The result of this glut of 'legal' practitioners has been the development of a culture of litigation in this country that has warped the fabric of human relationships.
In a bygone era, when people had problems with others, they either ignored them if they were trivial enough, or confronted them. If your neighbor's fence encroached on your yard, you went over and talked to him to work out a reasonable solution. If your kid brought a lousy report card home, you made him do more homework; no TV or nights out until the grades improved.
We are now living in a 'no-fault' society in which any setback or problem can become the subject of litigation.
A woman buys a cup of hot coffee from a fast food outlet. Sitting in a car driven by her teenage son, she puts the cup between her legs to take care of something else. The kid, driving like teenage boys will often drive, zigged when he should have zagged; the coffee spilled, causing severe burns on the inside of her thighs. Instead of just getting medical treatment and learning from her mistake, she sues the restaurant - and wins. Now, when you buy a cup of coffee, it comes with a warning label: "contents are hot." Well, shut my mouth; I would hope so, unless you really wanted iced coffee.
A State Department employee was sued a few years ago by the fianc of a visa applicant for failing to issue her a visa on the date of his choice.
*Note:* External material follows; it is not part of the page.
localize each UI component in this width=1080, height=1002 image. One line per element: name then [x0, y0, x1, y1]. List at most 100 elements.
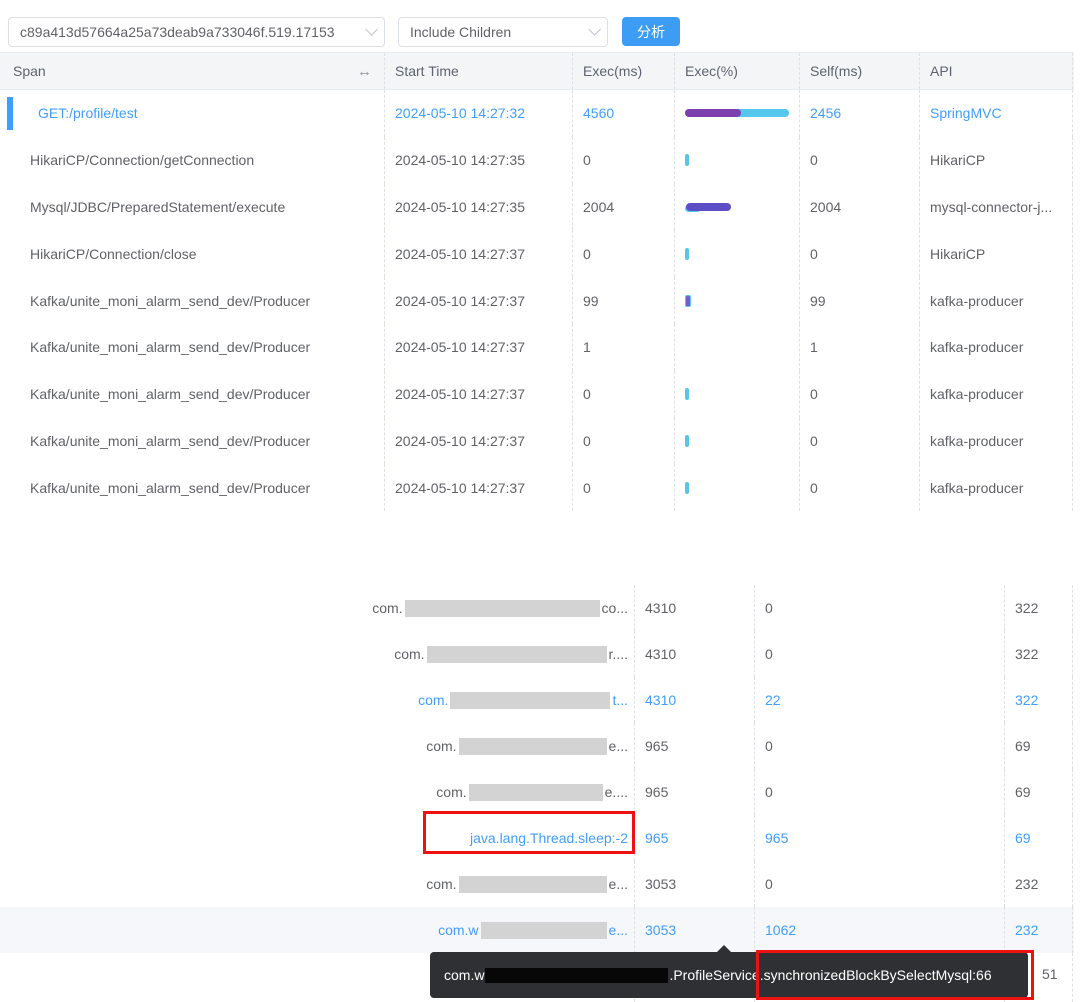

He'd scheduled the wedding before even filing the paperwork for the visa, and wanted the employee to reimburse him for the cost of getting the invitations reprinted. Fortunately, this case was eventually thrown out of court, but not before the generation of several reams of paper explaining that the employee was processing the case in accordance with the law and regulations, and the visa was issued in the normal time it takes for such cases.
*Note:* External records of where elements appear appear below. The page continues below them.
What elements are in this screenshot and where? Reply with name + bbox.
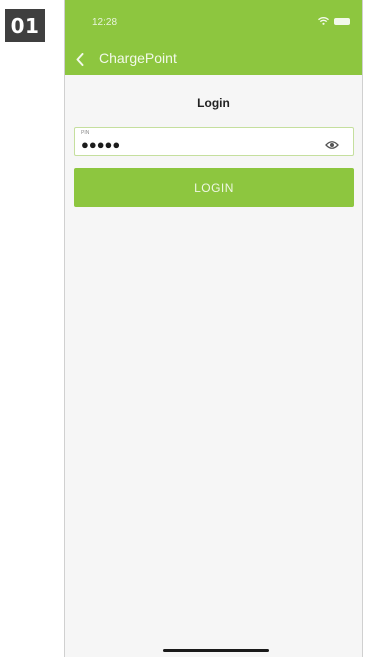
step-number-badge: 01 (5, 9, 45, 42)
pin-input[interactable]: PIN ●●●●● (74, 127, 354, 156)
status-bar-icons (318, 17, 350, 25)
app-header: 12:28 ChargePoint (65, 0, 362, 75)
pin-value[interactable]: ●●●●● (81, 137, 120, 152)
wifi-icon (318, 17, 329, 25)
eye-icon[interactable] (325, 137, 339, 155)
page-title: Login (197, 96, 230, 110)
login-button[interactable]: LOGIN (74, 168, 354, 207)
pin-field-label: PIN (81, 130, 90, 136)
status-bar-time: 12:28 (92, 17, 118, 28)
nav-title: ChargePoint (99, 50, 177, 66)
chevron-left-icon[interactable] (73, 51, 87, 67)
home-indicator (163, 649, 269, 652)
phone-screen: 12:28 ChargePoint Login PIN ●●●●● LOGIN (64, 0, 363, 657)
battery-icon (334, 17, 350, 25)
Employers, especially those in government, now face the prospect of being sued for giving unsatisfactory performance evaluations - even to substandard workers. If the poor performance is documented, the cases are usually thrown out, but only after hundreds of pages of discovery and depositions, and days of interviews. The productive time lost to such activity is tremendous.
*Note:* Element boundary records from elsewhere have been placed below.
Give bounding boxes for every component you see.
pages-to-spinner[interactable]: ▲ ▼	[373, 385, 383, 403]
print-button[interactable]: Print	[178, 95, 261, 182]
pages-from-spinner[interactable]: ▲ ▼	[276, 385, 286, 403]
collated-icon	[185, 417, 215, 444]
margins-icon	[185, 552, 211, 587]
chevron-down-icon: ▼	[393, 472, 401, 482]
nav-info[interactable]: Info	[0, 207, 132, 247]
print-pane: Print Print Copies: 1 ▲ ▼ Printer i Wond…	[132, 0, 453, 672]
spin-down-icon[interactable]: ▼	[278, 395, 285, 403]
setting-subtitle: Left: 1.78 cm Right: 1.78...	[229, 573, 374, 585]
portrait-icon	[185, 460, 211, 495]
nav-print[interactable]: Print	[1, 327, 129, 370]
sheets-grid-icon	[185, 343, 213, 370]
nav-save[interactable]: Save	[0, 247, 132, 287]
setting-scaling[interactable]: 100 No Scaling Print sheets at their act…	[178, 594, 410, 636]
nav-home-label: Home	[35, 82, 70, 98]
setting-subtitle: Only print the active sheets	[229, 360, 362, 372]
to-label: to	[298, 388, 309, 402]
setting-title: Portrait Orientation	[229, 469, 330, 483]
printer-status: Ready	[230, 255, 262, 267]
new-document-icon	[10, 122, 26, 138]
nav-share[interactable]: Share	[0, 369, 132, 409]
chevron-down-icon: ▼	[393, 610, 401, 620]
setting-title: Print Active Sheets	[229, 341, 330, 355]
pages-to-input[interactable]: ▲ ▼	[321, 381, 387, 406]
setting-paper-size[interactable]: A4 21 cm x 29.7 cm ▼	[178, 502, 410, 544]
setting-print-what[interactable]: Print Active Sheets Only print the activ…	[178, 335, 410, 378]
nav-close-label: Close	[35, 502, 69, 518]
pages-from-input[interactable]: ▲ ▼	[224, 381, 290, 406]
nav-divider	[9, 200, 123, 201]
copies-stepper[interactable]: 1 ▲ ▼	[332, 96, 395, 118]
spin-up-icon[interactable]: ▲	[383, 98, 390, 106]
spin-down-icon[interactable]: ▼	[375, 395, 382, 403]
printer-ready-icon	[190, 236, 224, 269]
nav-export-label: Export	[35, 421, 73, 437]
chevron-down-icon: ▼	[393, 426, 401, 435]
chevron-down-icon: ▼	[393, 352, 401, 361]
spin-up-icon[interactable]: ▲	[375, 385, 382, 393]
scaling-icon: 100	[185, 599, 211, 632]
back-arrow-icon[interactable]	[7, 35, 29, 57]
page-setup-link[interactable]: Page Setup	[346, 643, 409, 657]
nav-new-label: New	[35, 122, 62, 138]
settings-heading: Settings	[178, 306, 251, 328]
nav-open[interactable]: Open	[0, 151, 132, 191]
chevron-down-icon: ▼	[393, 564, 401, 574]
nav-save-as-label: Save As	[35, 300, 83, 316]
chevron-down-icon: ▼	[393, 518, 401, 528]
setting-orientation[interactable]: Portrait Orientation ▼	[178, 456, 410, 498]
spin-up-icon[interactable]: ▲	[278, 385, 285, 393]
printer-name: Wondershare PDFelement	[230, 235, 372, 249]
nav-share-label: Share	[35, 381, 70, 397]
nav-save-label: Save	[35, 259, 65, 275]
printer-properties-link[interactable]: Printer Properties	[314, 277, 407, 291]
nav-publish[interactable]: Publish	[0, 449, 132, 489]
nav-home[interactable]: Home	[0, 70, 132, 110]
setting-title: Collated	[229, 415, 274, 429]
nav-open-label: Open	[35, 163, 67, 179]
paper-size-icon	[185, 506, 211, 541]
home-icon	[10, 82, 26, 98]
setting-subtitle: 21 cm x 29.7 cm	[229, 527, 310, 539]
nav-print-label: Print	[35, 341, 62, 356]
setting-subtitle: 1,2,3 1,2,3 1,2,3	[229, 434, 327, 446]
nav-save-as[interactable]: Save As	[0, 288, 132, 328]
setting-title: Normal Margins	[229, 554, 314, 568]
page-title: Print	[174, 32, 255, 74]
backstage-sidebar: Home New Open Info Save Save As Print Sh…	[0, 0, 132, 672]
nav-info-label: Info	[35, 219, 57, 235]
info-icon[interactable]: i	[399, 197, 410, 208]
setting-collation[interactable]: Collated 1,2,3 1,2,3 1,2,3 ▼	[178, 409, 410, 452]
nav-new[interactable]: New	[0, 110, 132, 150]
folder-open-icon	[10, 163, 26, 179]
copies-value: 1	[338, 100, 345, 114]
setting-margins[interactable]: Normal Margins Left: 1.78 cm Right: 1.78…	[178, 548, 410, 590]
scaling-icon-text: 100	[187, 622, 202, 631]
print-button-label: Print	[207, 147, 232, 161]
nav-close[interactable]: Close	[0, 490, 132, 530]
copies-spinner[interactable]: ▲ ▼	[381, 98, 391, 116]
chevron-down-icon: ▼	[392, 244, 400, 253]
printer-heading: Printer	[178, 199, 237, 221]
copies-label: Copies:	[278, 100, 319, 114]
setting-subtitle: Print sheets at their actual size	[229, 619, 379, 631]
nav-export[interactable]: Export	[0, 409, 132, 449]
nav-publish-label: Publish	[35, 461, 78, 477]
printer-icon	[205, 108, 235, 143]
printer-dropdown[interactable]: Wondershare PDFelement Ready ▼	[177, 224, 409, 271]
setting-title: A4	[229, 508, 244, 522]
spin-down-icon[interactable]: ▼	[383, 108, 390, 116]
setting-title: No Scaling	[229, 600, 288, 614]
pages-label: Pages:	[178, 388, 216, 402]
Many theories and justifications have been advanced for this state of affairs. Defenders of such litigation argue that it is necessary in order to protect the rights of the individual. While no one can argue against this point, it seems painfully obvious that the situation has spun out of control.
The real reason for so much litigation these days is the increasing abdication of personal responsibility that has infected our society. Parents don't accept responsibility for the poor academic performance of their children. On the one hand, they complain about too much homework; then they turn around and sue the school when Johnny doesn't learn how to read.
The time has come for each of us to take back responsibility for our own lives. Let the lawyers find something else to do with their time.